The mean incubation time for a type of fertilized egg kept a

The mean incubation time for a type of fertilized egg kept at 100.6F is 19 days. Suppose that the incubation times are approximately normally distributed with a standard deviation of 1 day.

a.) What is the probability that a randomly selected fertilized egg hatches in less than 17 days?

b.) What is the probability that a randomly selected fertilized egg hatches between 18 and 19 days?

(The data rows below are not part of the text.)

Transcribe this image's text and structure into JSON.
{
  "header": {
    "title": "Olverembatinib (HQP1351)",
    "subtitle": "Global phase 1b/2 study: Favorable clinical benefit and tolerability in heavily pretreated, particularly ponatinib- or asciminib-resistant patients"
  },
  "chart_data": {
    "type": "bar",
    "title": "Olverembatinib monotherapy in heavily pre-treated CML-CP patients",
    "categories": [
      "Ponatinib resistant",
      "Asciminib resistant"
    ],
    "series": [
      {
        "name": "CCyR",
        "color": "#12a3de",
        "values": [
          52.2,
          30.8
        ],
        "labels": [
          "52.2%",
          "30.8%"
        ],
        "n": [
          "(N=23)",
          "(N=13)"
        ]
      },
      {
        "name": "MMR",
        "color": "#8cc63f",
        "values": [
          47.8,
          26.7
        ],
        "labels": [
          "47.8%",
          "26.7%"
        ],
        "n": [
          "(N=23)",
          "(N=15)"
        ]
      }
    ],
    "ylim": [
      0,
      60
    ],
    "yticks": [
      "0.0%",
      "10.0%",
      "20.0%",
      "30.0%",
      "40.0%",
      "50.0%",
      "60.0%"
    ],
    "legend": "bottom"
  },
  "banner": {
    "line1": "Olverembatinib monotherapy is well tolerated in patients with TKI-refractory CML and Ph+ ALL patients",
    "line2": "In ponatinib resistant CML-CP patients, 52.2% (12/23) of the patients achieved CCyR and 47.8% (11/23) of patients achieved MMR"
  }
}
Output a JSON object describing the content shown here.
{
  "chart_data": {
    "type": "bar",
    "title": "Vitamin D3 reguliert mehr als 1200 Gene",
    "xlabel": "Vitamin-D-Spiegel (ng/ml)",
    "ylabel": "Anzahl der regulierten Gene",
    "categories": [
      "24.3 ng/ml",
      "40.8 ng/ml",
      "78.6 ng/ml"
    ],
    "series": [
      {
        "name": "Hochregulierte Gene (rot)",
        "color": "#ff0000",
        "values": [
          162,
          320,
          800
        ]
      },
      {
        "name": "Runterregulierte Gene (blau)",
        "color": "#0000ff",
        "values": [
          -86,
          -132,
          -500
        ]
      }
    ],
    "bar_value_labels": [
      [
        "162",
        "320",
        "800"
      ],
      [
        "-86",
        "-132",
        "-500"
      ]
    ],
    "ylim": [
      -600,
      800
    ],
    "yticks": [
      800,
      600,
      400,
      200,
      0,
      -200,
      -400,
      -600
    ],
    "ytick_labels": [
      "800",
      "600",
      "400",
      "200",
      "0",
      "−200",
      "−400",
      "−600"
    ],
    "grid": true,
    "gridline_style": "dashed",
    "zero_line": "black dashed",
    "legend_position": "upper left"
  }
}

c.) What is the probability that a randomly selected fertilized egg takes over 21 days to hatch?

Solution

a)
Here x =17, mu=19 and sigma=1

z= (x -mu)/sigma=(17-19)/1= -2

Need to find , P(x<17)=P(z<-2)=0.0228(Ans.)

b)
Here x =18, mu=19 and sigma=1

z= (x -mu)/sigma=(18-19)/1= -1

Here x =19, mu=19 and sigma=1

z= (x -mu)/sigma=(19-19)/1= 0

Need to find , P(18<x<19)=P(-1<z<0)= ( 0.5 - 0.1587) = 0.3413 Answer

c)
Here x =21, mu=19 and sigma=1

z= (x -mu)/sigma=(21-19)/1= 2

Need to find , P(x>21)=P(z>2)=1 - .9772 = 0.0228(Ans.)